Just giving my own side to this - what's your Plan B if you land a job? I spent 25+ years having no plan B and probably that kept me honest in the sense that I worked like a (expletive deleted) slave for part of that time, kissed a$$ for the remainder, and had zero safety net: I mean, we were vacationing on cruises around the Med, road-tripping across Florida, cruising out of Miami, hiring helicopters to land on buttes in the Grand Canyon, skiing every year in the Alps, doing both Disney's on subsequent years...
My Plan B, and looking at it now because of a few things in my personal and business life which almost dictate I bail at age 55, is to start a business.
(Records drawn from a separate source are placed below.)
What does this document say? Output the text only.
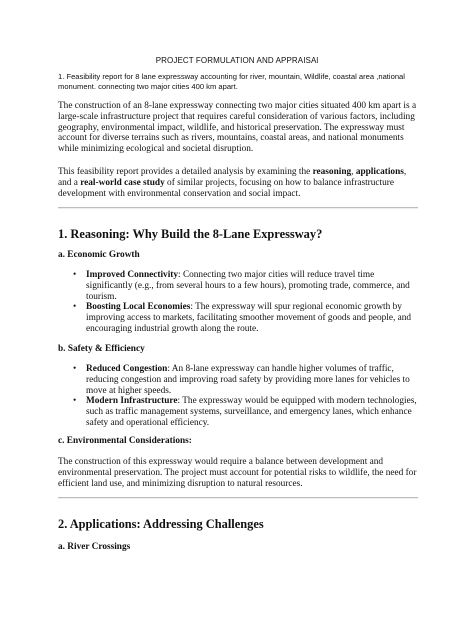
PROJECT FORMULATION AND APPRAISAl
1. Feasibility report for 8 lane expressway accounting for river, mountain, Wildlife, coastal area ,national monument. connecting two major cities 400 km apart.
The construction of an 8-lane expressway connecting two major cities situated 400 km apart is a large-scale infrastructure project that requires careful consideration of various factors, including geography, environmental impact, wildlife, and historical preservation. The expressway must account for diverse terrains such as rivers, mountains, coastal areas, and national monuments while minimizing ecological and societal disruption.
This feasibility report provides a detailed analysis by examining the reasoning, applications, and a real-world case study of similar projects, focusing on how to balance infrastructure development with environmental conservation and social impact.
1. Reasoning: Why Build the 8-Lane Expressway?
a. Economic Growth
• Improved Connectivity: Connecting two major cities will reduce travel time significantly (e.g., from several hours to a few hours), promoting trade, commerce, and tourism.
• Boosting Local Economies: The expressway will spur regional economic growth by improving access to markets, facilitating smoother movement of goods and people, and encouraging industrial growth along the route.
b. Safety & Efficiency
• Reduced Congestion: An 8-lane expressway can handle higher volumes of traffic, reducing congestion and improving road safety by providing more lanes for vehicles to move at higher speeds.
• Modern Infrastructure: The expressway would be equipped with modern technologies, such as traffic management systems, surveillance, and emergency lanes, which enhance safety and operational efficiency.
c. Environmental Considerations:
The construction of this expressway would require a balance between development and environmental preservation. The project must account for potential risks to wildlife, the need for efficient land use, and minimizing disruption to natural resources.
2. Applications: Addressing Challenges
a. River Crossings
I think that the younger you are, the easier it is to fail and start over / decide to do something else. If you fail fast, you can chalk it up as a year's experience, then go get an education: just make sure the education has a point to it. That's what I also told my own kids - I'll fund (yeah, that's another set of bills that remove the safety net!) your education, but only if it's something that you can demonstrate has an end goal. No going off to do politics, philosophy and economics just because you don't know what else to do - something that gives you a trade, or access to one: IT (although that one's an edge case), law, medicine, hard-core accounting, and so on.
Essentially, education becomes your Plan B. If my kids had come to me with such a proposition, I'd have been on board, but they would have had to justify it either way - if you want to take a year out to try a side hustle, no problem, but bring me your business plan first, sort of thing.
But then, I'm a modern parent. I think.